Waking Up Married(9)
With a jut of his chin, he urged, “By all means, then, bottoms up.” Tossing back a swallow of his own, he grinned. “I’ve got all night.”
Damn, she had a gorgeous laugh. Even after it left her lips...echoes of it lit her eyes. Those sparkling eyes that were staring up at him like maybe he had the solution for anything. And suddenly, the idea of this strong, fiercely independent woman needing something from him appealed on an almost primal level.
“What?” he asked, chalking up the low timbre of his voice to a dry throat and remedying the obvious problem with a gulp of scotch.
Megan reached for the lapel of his jacket, her slender fingers curving around the fabric in a move both needy and intimate—a move that did something to him he wasn’t quite sure he should like quite so much.
Pearly-white teeth sank into the soft swell of her bottom lip before pulling free and he stopped breathing altogether.
“Megan.”
She sighed. “I’m starving.”
For a beat he stared down at her. And then those fingers tightened and she gave his lapel a little shake. “Star-ving.”
A single nod.
Food.
Yeah, he was pretty hungry too. For something, anyway. So it was time to stop staring down into her pretty, freckle-kissed face.
“Right.” Downing the rest of his glass in one swallow, he handed off the empty to a passing server. “Then I’m your man.”
Seven hours earlier...
He’d thought it couldn’t get any better than the laugh. But then he’d heard the laugh coupled with the squeals of delight and gotten an eyeful of Megan’s sensational and perfectly displayed backside.

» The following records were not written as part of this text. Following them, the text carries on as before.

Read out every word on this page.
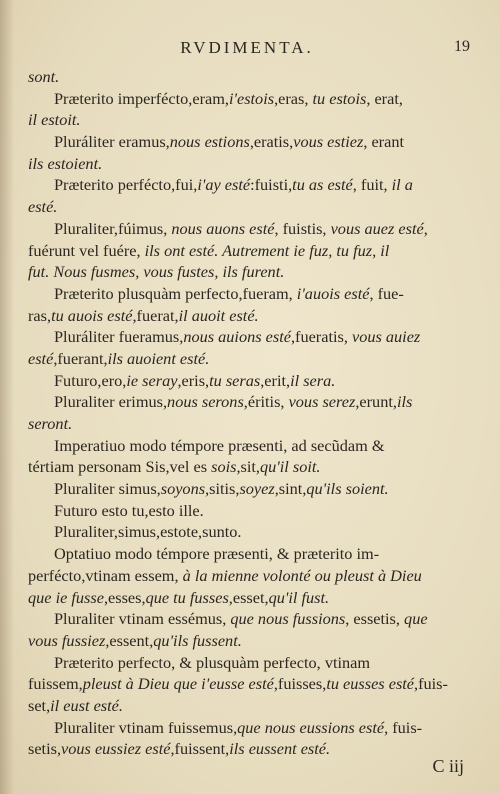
RVDIMENTA.	19
sont.
Præterito imperfécto,eram,i'estois,eras, tu estois, erat,
il estoit.
Pluráliter eramus,nous estions,eratis,vous estiez, erant
ils estoient.
Præterito perfécto,fui,i'ay esté:fuisti,tu as esté, fuit, il a
esté.
Pluraliter,fúimus, nous auons esté, fuistis, vous auez esté,
fuérunt vel fuére, ils ont esté. Autrement ie fuz, tu fuz, il
fut. Nous fusmes, vous fustes, ils furent.
Præterito plusquàm perfecto,fueram, i'auois esté, fue-
ras,tu auois esté,fuerat,il auoit esté.
Pluráliter fueramus,nous auions esté,fueratis, vous auiez
esté,fuerant,ils auoient esté.
Futuro,ero,ie seray,eris,tu seras,erit,il sera.
Pluraliter erimus,nous serons,éritis, vous serez,erunt,ils
seront.
Imperatiuo modo témpore præsenti, ad secũdam &
tértiam personam Sis,vel es sois,sit,qu'il soit.
Pluraliter simus,soyons,sitis,soyez,sint,qu'ils soient.
Futuro esto tu,esto ille.
Pluraliter,simus,estote,sunto.
Optatiuo modo témpore præsenti, & præterito im-
perfécto,vtinam essem, à la mienne volonté ou pleust à Dieu
que ie fusse,esses,que tu fusses,esset,qu'il fust.
Pluraliter vtinam essémus, que nous fussions, essetis, que
vous fussiez,essent,qu'ils fussent.
Præterito perfecto, & plusquàm perfecto, vtinam
fuissem,pleust à Dieu que i'eusse esté,fuisses,tu eusses esté,fuis-
set,il eust esté.
Pluraliter vtinam fuissemus,que nous eussions esté, fuis-
setis,vous eussiez esté,fuissent,ils eussent esté.
C iij
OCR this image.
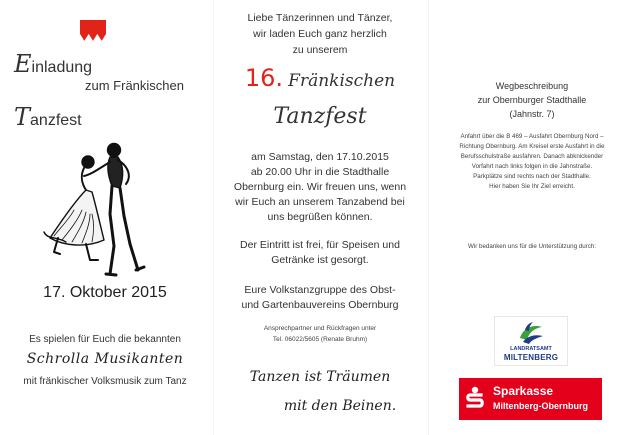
Einladung
zum Fränkischen
Tanzfest
17. Oktober 2015
Es spielen für Euch die bekannten
Schrolla Musikanten
mit fränkischer Volksmusik zum Tanz
Liebe Tänzerinnen und Tänzer,
wir laden Euch ganz herzlich
zu unserem
16. Fränkischen
Tanzfest
am Samstag, den 17.10.2015
ab 20.00 Uhr in die Stadthalle
Obernburg ein. Wir freuen uns, wenn
wir Euch an unserem Tanzabend bei
uns begrüßen können.
Der Eintritt ist frei, für Speisen und
Getränke ist gesorgt.
Eure Volkstanzgruppe des Obst-
und Gartenbauvereins Obernburg
Ansprechpartner und Rückfragen unter
Tel. 06022/5605 (Renate Bruhm)
Tanzen ist Träumen
mit den Beinen.
Wegbeschreibung
zur Obernburger Stadthalle
(Jahnstr. 7)
Anfahrt über die B 469 – Ausfahrt Obernburg Nord –
Richtung Obernburg. Am Kreisel erste Ausfahrt in die
Berufsschulstraße ausfahren. Danach abknickender
Vorfahrt nach links folgen in die Jahnstraße.
Parkplätze sind rechts nach der Stadthalle.
Hier haben Sie Ihr Ziel erreicht.
Wir bedanken uns für die Unterstützung durch:
LANDRATSAMT
MILTENBERG
Sparkasse
Miltenberg-Obernburg
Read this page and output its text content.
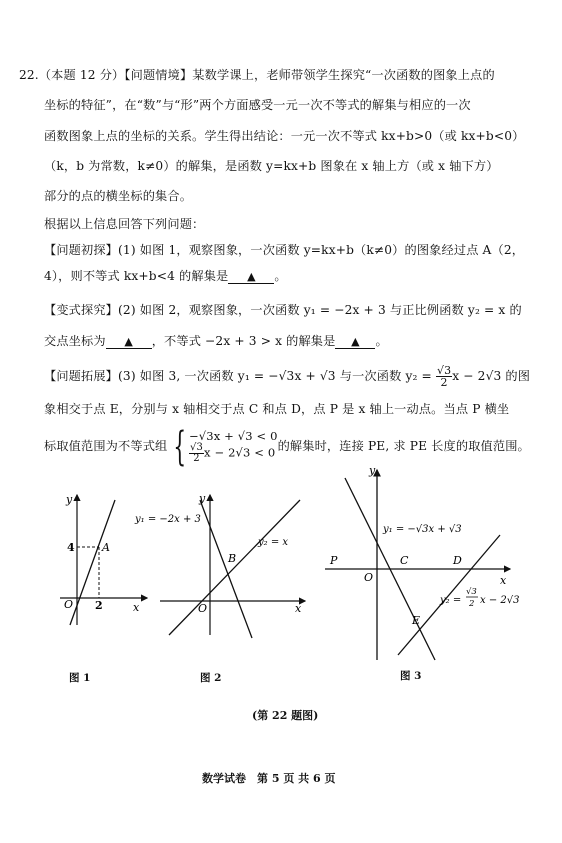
22.（本题 12 分）【问题情境】某数学课上，老师带领学生探究“一次函数的图象上点的
坐标的特征”，在“数”与“形”两个方面感受一元一次不等式的解集与相应的一次
函数图象上点的坐标的关系。学生得出结论：一元一次不等式 kx+b>0（或 kx+b<0）
（k，b 为常数，k≠0）的解集，是函数 y=kx+b 图象在 x 轴上方（或 x 轴下方）
部分的点的横坐标的集合。
根据以上信息回答下列问题：
【问题初探】(1) 如图 1，观察图象，一次函数 y=kx+b（k≠0）的图象经过点 A（2，
4），则不等式 kx+b<4 的解集是 ▲ 。
【变式探究】(2) 如图 2，观察图象，一次函数 y₁ = −2x + 3 与正比例函数 y₂ = x 的
交点坐标为 ▲ ，不等式 −2x + 3 > x 的解集是 ▲ 。
【问题拓展】(3) 如图 3, 一次函数 y₁ = −√3x + √3 与一次函数 $y_2 = \frac{√3}{2}$ x − 2√3 的图
象相交于点 E，分别与 x 轴相交于点 C 和点 D，点 P 是 x 轴上一动点。当点 P 横坐
标取值范围为不等式组 { −√3x + √3 < 0
$\frac{√3}{2}$ x − 2√3 < 0 的解集时，连接 PE, 求 PE 长度的取值范围。
y
x
O
A
4
2
图 1
y
x
O
B
y₁ = −2x + 3
y₂ = x
图 2
y
x
O
P	C	D
E
y₁ = −√3x + √3
y₂ =
√3
2 x − 2√3
图 3
(第 22 题图)
数学试卷　第 5 页 共 6 页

Shimmying in some victory dance as her winning machine counted up at the far end of the waffle buffet their surprisingly reliable cabbie had recommended.
Damn.
She’d caught him by surprise. Again. Lulling him into too easy a conversation and then giving up the details of her life as easily as this machine had given up her winnings. All it had taken was the right question at the right time, and she’d opened up, revealing new insight into the engaging creature he’d managed to capture for the night.

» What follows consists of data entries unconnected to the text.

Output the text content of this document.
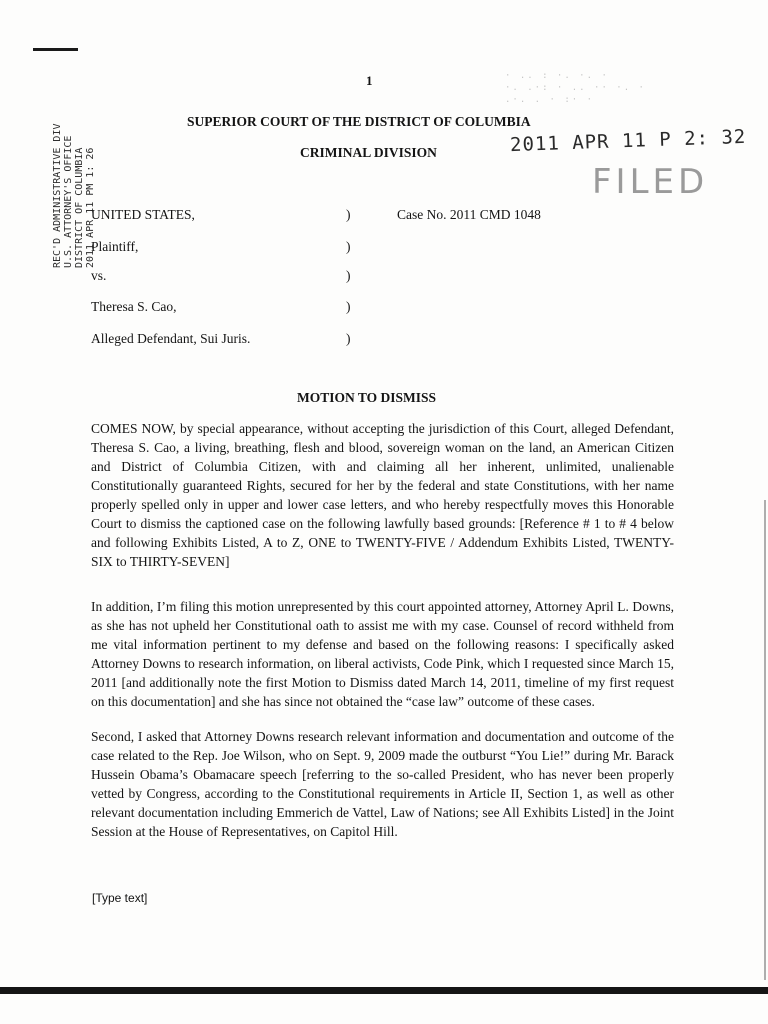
1	· .. : ·. ·. ·
·. .·: · .. ·· ·. ·
.·. . · :· ·
SUPERIOR COURT OF THE DISTRICT OF COLUMBIA
CRIMINAL DIVISION	2011 APR 11 P 2: 32
FILED
REC'D ADMINISTRATIVE DIV
U.S. ATTORNEY'S OFFICE
DISTRICT OF COLUMBIA
2011 APR 11 PM 1: 26
UNITED STATES,	)	Case No. 2011 CMD 1048
Plaintiff,	)
vs.	)
Theresa S. Cao,	)
Alleged Defendant, Sui Juris.	)
MOTION TO DISMISS
COMES NOW, by special appearance, without accepting the jurisdiction of this Court, alleged Defendant, Theresa S. Cao, a living, breathing, flesh and blood, sovereign woman on the land, an American Citizen and District of Columbia Citizen, with and claiming all her inherent, unlimited, unalienable Constitutionally guaranteed Rights, secured for her by the federal and state Constitutions, with her name properly spelled only in upper and lower case letters, and who hereby respectfully moves this Honorable Court to dismiss the captioned case on the following lawfully based grounds: [Reference # 1 to # 4 below and following Exhibits Listed, A to Z, ONE to TWENTY-FIVE / Addendum Exhibits Listed, TWENTY-SIX to THIRTY-SEVEN]
In addition, I’m filing this motion unrepresented by this court appointed attorney, Attorney April L. Downs, as she has not upheld her Constitutional oath to assist me with my case. Counsel of record withheld from me vital information pertinent to my defense and based on the following reasons: I specifically asked Attorney Downs to research information, on liberal activists, Code Pink, which I requested since March 15, 2011 [and additionally note the first Motion to Dismiss dated March 14, 2011, timeline of my first request on this documentation] and she has since not obtained the “case law” outcome of these cases.
Second, I asked that Attorney Downs research relevant information and documentation and outcome of the case related to the Rep. Joe Wilson, who on Sept. 9, 2009 made the outburst “You Lie!” during Mr. Barack Hussein Obama’s Obamacare speech [referring to the so-called President, who has never been properly vetted by Congress, according to the Constitutional requirements in Article II, Section 1, as well as other relevant documentation including Emmerich de Vattel, Law of Nations; see All Exhibits Listed] in the Joint Session at the House of Representatives, on Capitol Hill.
[Type text]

She was a self-proclaimed recovering romantic. A woman who believed in love but had discovered through a lifetime of experience the heights of that particular romantic elevation to be beyond her reach. And she’d accepted it, wasn’t interested in the futility of an unattainable pursuit. She was a brainiac beauty. A freelance software engineer, successful in her own right. Confident where it counted and modest in the most appealing ways. Independent to an extreme and unafraid to buck convention when it came to the achievement of her goals. Kind, funny and sexy.
Now he stood behind her, their latest round of cocktails set aside—which maybe wasn’t such a bad thing considering the kind of detours his head had been taking—as he shrugged out of his suit jacket, giving in to the absurdly out-of-place bit of possessive insanity going nuts thinking about anyone else seeing this heart-shaped perfection.
“Here, put this on,” he said, slipping it over her shoulders.
“I can’t believe it!” she gasped. “I never win. I never, ever, ever get lucky like this.”
Connor grinned, watching as the bare length of her arms disappeared within the sea of his coat. Reaching over, he adjusted the lapels, telling himself she’d looked cold. Then before he gave in to the temptation to linger near that tantalizing V of feminine flesh, or God forbid let his knuckles skim the softness there, he moved on to cuff her sleeves. Rolling up the arms until the slim band of her wristwatch shone beneath the flashing lights of her winning machine. It was a delicate band, but a little plain. The way he’d mistakenly thought about her, when really this girl glittered like a diamond.
“Carter,” she said breathlessly, those blue eyes watching where his thumb stroked across the sensitive pale skin of her inner wrist.